A similar situation to the case at bar existed in Mass v. Board of Education of San Francisco Unified School District, 61 Cal. 2d 612, 39 Cal. Rptr. 739, 394 P.2d 579 (banc 1964). There a teacher was found to have been wrongfully discharged and claimed as part of the damages the loss of medical insurance during the time of wrongful discharge. The California Supreme Court stated: “[P]laintiff proved no incurred medical expenditures or ‘losses’ from ‘other insurance plans.’ Plaintiff is [630 S.W.2d 136] therefore not entitled to any recovery on these latter matters.” Id. 39 Cal. Rptr. at 747, 394 P.2d at 587.
We believe this reasoning to be sound. To allow Stewart to recover on this question would allow her to recover more than she lost. Therefore, we reverse the judgment of the trial court with respect to the award of damages for the loss of hospitalization coverage.
The Board’s final two claims will be considered together. The Board claims that the trial court erred in awarding Stewart attorney’s fees totaling $15,275.88. The Board also claims that the trial court erred in awarding Stewart $500 for the fees and expenses of Dr. Leroy Grossman, an expert witness. We agree and, accordingly, reduce Stewart’s damages by $15,775.88.

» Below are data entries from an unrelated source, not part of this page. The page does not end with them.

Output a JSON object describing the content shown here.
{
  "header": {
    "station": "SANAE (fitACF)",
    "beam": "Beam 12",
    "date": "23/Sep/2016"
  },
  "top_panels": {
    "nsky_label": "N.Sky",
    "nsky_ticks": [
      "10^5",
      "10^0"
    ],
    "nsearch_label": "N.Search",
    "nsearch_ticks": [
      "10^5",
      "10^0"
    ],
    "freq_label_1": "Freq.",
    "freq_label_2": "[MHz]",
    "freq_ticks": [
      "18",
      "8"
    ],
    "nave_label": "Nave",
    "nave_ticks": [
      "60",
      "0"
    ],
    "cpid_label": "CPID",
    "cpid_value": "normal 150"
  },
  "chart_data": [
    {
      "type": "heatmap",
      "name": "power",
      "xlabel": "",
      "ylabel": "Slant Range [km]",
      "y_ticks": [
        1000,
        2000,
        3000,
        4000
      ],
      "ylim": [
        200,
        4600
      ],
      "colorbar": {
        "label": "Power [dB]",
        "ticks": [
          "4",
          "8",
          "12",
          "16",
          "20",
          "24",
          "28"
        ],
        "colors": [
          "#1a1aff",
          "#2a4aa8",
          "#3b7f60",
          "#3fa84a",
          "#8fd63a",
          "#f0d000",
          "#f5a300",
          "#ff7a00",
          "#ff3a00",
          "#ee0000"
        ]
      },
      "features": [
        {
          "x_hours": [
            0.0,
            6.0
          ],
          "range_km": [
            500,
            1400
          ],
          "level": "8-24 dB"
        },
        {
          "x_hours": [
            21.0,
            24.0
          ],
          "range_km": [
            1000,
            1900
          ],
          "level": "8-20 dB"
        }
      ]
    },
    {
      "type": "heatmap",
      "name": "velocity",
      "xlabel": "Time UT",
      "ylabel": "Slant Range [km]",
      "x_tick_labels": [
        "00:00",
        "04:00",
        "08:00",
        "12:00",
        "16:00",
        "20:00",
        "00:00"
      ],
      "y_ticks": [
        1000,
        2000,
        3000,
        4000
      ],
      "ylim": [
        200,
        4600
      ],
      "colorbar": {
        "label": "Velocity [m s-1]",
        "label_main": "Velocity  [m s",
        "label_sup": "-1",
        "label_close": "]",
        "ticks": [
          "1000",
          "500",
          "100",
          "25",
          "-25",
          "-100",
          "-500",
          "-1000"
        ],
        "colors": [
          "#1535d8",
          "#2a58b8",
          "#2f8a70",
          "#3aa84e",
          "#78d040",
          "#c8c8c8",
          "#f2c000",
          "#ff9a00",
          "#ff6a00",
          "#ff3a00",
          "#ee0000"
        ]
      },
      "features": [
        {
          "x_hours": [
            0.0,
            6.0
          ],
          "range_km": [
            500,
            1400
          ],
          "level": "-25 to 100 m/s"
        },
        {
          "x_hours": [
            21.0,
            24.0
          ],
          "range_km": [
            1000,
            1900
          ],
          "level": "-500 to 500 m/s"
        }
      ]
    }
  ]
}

In Wolf v. Missouri State Training School for Boys, supra, our Supreme Court, quoting from Perrella v. Board of Education, 51 N.J. 323, 240 A.2d 417, 428 (1968), held that a wrongfully discharged Corrections Officer “should be given credit for attorney’s fees and expenses in the determination of the sum to be deducted in mitigation of back pay. . . .” In the second Stewart case, our court applied the Wolf holding to wrongfully discharged teachers and remanded the cause “for a determination of the amount by which [the] back-pay award is to be mitigated under the rules of avoidable consequences to have credited against such amount the counsel fee plus expenses which the employee has paid or obligated himself to pay. . . .” Stewart, supra, 574 S.W.2d at 475. In the instant case, the trial court did not credit Stewart’s fees and expenses against an amount to be deducted. Rather the court added the fees and expenses to Stewart’s damage award. Under the holdings in Wolf and the second Stewart case this was error. The award of fees and expenses in this case was improper. Therefore, we reverse the trial court’s award of $15,775.88 for fees and expenses.
For the foregoing reasons, the judgment of the trial court is affirmed in part and reversed in part. Judgment entered accordingly.
SATZ, P. J., and SMITH, J., concur.
Notes
[ 1.1 ] The earlier cases are reported at 538 S.W.2d 765 (Mo.App.1976) and 574 S.W.2d 471 (Mo. App.1980).
[ 1.2 ] The trial court specified: “that defendants pay to the Missouri Retirement System [630 S.W.2d 132] $8,372.89 representing the principal and interest on unpaid retirement and pay to plaintiff the hospitalization and the interest thereon of $1,267.24, the plaintiff’s salary of $84,032.00, and attorney’s fees and expenses for the presentation of this action of $15,275.88, for a total judgment of $108,948.01 together with the costs of this action.”
[ 1.3 ] All statutory references shall be to RSMo. 1969, unless otherwise noted.
[ 1.4 ] Our brethren in the western district recently cited Curlee with approval, stating:
“The burden of proof of mitigation of damages is on the defendant who must show the opportunity the injured party had to mitigate and the reasonable prospective consequences.” Braun v. Lorenz, 585 S.W.2d 102, 108 (Mo.App. 1979) (emphasis added).